Jalili, 47, lost his right leg in the 1980s, fighting for the elite Revolutionary Guards in a war against Iraq where the survival of Iran's young Shi'ite theocratic revolution was under threat from Saddam Hussein and the Western and Sunni Gulf Arab powers backing Iraq.

"He sees the U.S. and Europe as guilty for supporting Iraq against Iran. When he's sitting down with them, I'm sure his experiences are somewhere in the back of his mind" said Mohammad Marandi, assistant professor at Tehran University.

"Jalili is a tough negotiator and believes strongly in Iran's nuclear program and its sovereign rights. He's not the sort of person to give major concessions."

US-based anlayst Karim Sadjadpour has a different perspective:

The best way to get a promotion in contemporary Iranian politics is to be obsequious to the Supreme Leader. Jalili is a classic apparatchik who is willing to follow orders.

0520 GMT: Nuclear Watch. Iran and the 5+1 Powers (US, Britain, France, Germany, Russia, China) will meet today in the Kazakh capital Almaty, their first high-level discussions since last June.

I do not expect any advance in the dispute over Tehran's nuclear programme. The Iranians have made it clear that they must have significant relief of sanctions in return for a move away from enrichment of 20% uranium. The US and the "European 3" of British,  France, and Germany have pointed to no more than the removal of a ban on transfer of gold and precious metals to Iran, imposed less than three weeks ago.

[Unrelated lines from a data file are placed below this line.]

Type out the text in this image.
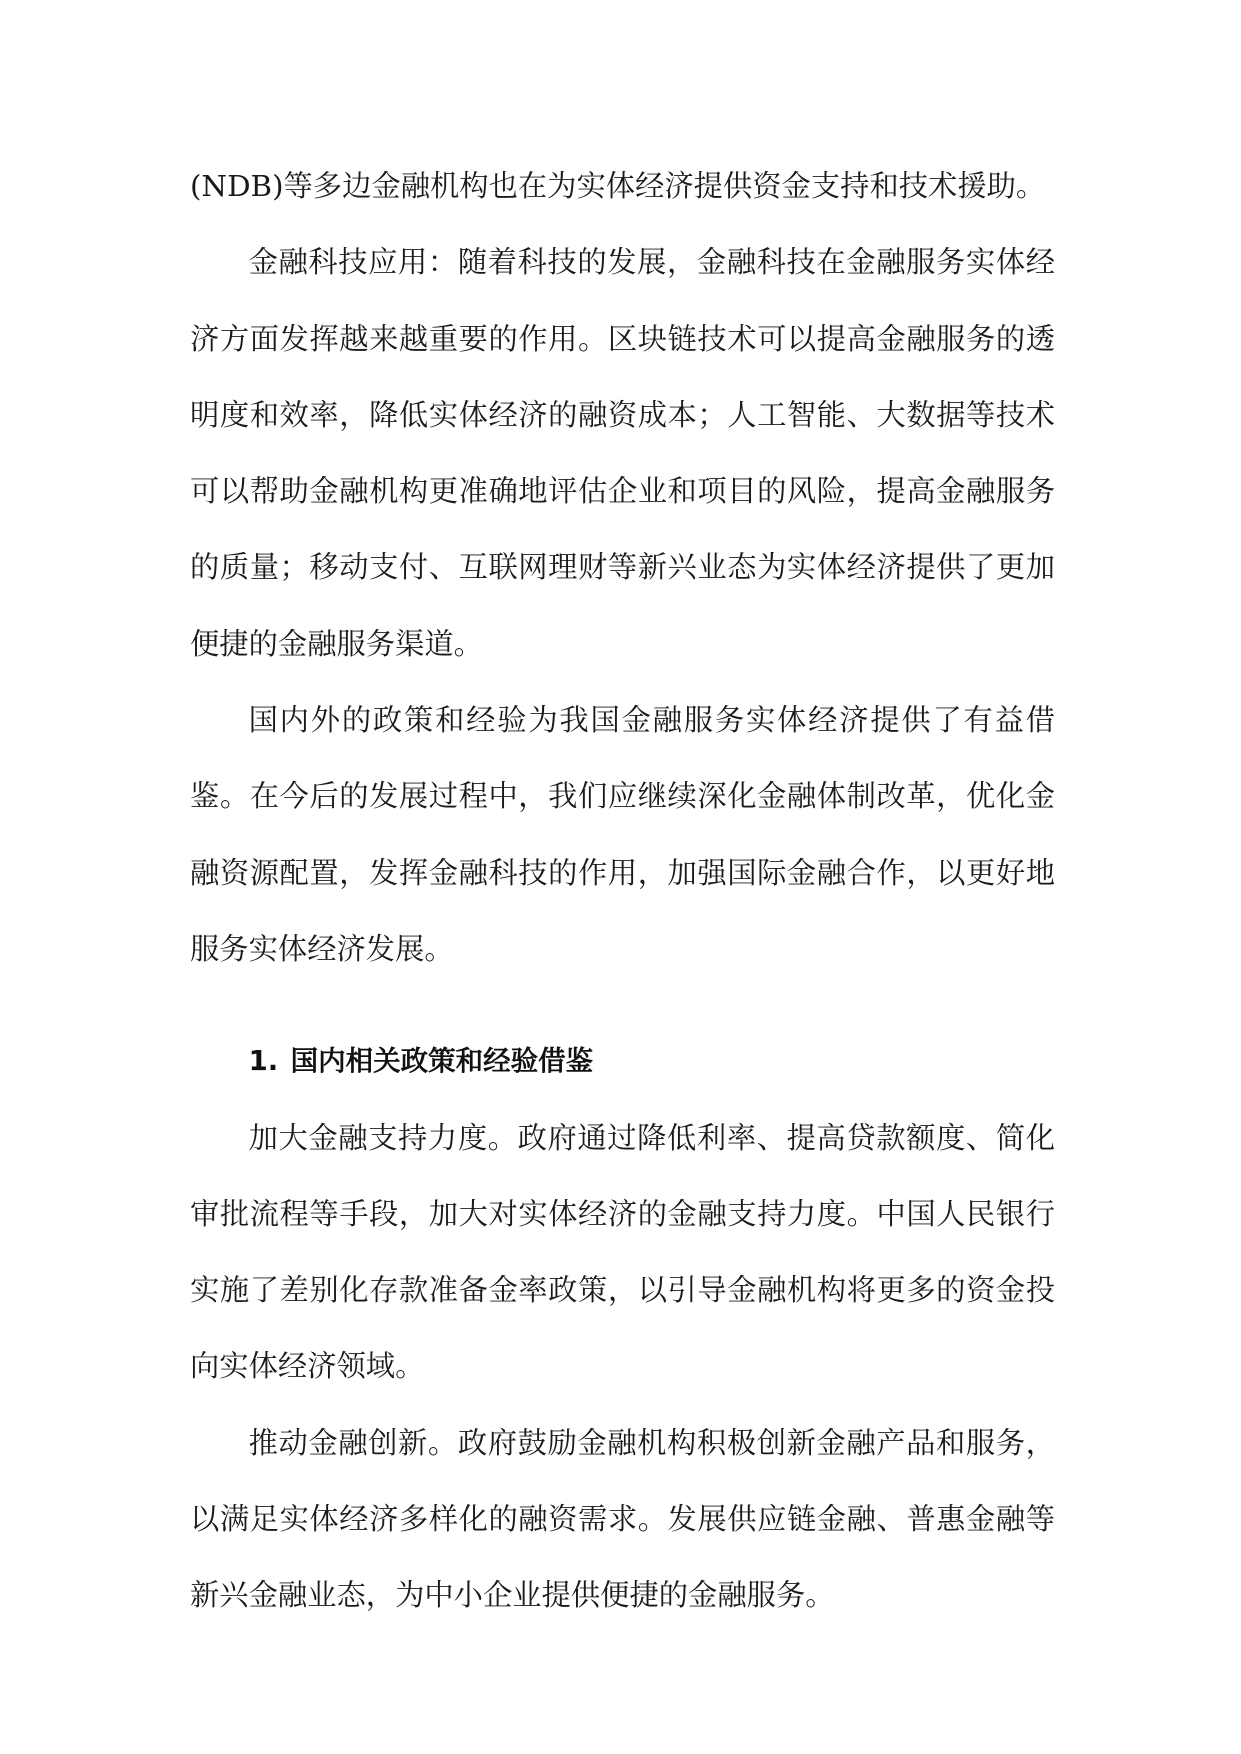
(NDB)等多边金融机构也在为实体经济提供资金支持和技术援助。

金融科技应用：随着科技的发展，金融科技在金融服务实体经济方面发挥越来越重要的作用。区块链技术可以提高金融服务的透明度和效率，降低实体经济的融资成本；人工智能、大数据等技术可以帮助金融机构更准确地评估企业和项目的风险，提高金融服务的质量；移动支付、互联网理财等新兴业态为实体经济提供了更加便捷的金融服务渠道。

国内外的政策和经验为我国金融服务实体经济提供了有益借鉴。在今后的发展过程中，我们应继续深化金融体制改革，优化金融资源配置，发挥金融科技的作用，加强国际金融合作，以更好地服务实体经济发展。

1. 国内相关政策和经验借鉴

加大金融支持力度。政府通过降低利率、提高贷款额度、简化审批流程等手段，加大对实体经济的金融支持力度。中国人民银行实施了差别化存款准备金率政策，以引导金融机构将更多的资金投向实体经济领域。

推动金融创新。政府鼓励金融机构积极创新金融产品和服务，以满足实体经济多样化的融资需求。发展供应链金融、普惠金融等新兴金融业态，为中小企业提供便捷的金融服务。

My prediction was reinforced last night by the message fed to Laura Rozen of Al Monitor, who is in Kazakhstan, by unnamed Western officials:

Western diplomats said Monday they will put an updated proposal with some sanctions relief on the table when they meet with Iranian negotiators in Kazakhstan Tuesday for the first time in almost eight months.

They also stressed that they are hoping to get some momentum for a higher tempo of meetings with the Iranians in the coming months, possibly to be held at the technical experts level, in order to try to advance prospects for a deal (or assess Iran’s willingness to make a deal). Notably, diplomats signaled they would offer the Iranians a “clear pathway” to further sanctions relief and a civilian nuclear program, hinting at possible recognition of what Iran considers its right to enrich at the end of a step by step process.

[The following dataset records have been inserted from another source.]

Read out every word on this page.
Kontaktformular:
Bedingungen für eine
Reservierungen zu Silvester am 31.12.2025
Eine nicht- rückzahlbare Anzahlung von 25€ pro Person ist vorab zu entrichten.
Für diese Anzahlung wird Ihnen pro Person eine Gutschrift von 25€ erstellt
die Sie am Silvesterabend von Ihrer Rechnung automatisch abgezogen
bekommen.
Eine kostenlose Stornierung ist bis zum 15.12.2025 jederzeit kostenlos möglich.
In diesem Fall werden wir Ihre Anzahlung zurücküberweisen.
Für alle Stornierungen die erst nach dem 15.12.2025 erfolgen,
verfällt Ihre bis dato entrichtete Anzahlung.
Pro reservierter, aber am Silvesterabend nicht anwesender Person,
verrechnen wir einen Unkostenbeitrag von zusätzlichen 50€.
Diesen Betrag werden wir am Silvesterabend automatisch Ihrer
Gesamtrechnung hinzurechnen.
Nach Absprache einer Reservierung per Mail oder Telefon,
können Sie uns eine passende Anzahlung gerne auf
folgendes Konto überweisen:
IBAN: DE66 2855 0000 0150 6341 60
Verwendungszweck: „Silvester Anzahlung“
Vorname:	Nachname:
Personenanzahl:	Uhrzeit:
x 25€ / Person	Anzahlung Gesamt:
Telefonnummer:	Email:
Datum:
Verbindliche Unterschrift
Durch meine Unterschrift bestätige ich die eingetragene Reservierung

“The real message is for Iran to appreciate there is a path forward for them to get the relief they are seeking and have a peaceful nuclear [energy] program,” a senior US official told journalists in Almaty Monday.

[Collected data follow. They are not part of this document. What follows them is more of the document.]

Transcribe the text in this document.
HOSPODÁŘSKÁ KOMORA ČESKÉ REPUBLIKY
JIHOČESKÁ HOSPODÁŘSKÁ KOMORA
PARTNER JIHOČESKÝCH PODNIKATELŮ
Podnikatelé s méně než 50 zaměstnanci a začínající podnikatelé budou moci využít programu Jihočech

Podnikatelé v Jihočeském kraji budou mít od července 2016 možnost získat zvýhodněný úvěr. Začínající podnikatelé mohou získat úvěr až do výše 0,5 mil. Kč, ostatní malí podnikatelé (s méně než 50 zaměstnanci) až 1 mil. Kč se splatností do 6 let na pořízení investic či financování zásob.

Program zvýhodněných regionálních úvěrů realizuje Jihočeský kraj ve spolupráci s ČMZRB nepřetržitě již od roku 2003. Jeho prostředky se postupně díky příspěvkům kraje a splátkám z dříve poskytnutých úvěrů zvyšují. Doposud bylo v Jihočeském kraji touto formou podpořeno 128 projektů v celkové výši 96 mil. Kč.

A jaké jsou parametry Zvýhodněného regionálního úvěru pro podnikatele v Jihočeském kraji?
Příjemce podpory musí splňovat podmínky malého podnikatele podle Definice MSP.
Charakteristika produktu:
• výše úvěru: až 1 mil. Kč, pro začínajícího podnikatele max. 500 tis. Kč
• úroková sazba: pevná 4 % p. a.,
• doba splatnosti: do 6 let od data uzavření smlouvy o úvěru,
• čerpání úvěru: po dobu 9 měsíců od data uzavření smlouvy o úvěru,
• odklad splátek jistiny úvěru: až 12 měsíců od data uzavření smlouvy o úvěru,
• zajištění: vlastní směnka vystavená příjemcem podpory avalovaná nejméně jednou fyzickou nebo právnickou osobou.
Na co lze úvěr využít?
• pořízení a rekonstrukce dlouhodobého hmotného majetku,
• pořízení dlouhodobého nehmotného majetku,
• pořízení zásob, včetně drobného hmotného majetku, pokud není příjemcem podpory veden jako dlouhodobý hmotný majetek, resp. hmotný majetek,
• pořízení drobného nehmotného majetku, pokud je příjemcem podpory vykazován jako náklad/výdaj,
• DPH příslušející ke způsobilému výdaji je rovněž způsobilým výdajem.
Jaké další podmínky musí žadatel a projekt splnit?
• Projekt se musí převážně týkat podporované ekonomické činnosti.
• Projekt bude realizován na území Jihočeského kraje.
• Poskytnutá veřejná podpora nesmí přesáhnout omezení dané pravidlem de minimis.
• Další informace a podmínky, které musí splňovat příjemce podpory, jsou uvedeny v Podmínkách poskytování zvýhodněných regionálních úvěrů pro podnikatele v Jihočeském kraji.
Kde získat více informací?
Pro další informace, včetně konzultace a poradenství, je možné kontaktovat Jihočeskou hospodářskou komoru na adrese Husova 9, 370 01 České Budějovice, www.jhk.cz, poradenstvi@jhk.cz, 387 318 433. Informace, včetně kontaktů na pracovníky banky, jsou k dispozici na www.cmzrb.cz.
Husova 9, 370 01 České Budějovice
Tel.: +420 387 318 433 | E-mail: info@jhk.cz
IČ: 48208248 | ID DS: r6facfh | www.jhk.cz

“What we will try to do here is put a modified proposal on the table, that both takes into account changes in Iran’s [nuclear] program, and is responsive to Iran’s desire for the P5+1 to recognize Iran’s needs,” the US diplomat said.

The modified international proposal is a “real, serious, and substantive” offer, the American official said. “We are trying to outline a pathway for sanctions relief. The President has been clear if Iran keeps all its obligations… under the NPT and IAEA….there is absolutely a pathway for it to have peaceful nuclear power.”

Despite Al Monitor and the anonymous sources bigging up the possibilities, a "pathway" is not a "real, serious, and substantive" change in the situation --- unless that pathway has a clear marker, such as the lifting of last July's European Union sanctions on Iran's energy and financial sectors.

Instead, the "real, serious, and substantive" message is the reference to "a higher tempo of meetings with the Iranians in the coming months". The officials held out the prospect of follow-up technical discussions before the Iranian New Year in late March.

In fact, the likelihood --- given Iran's imminent preoccupation with June's Presidential elections --- is that Kazakhstan is a "holding" meeting for another high-level discussion in the autumn.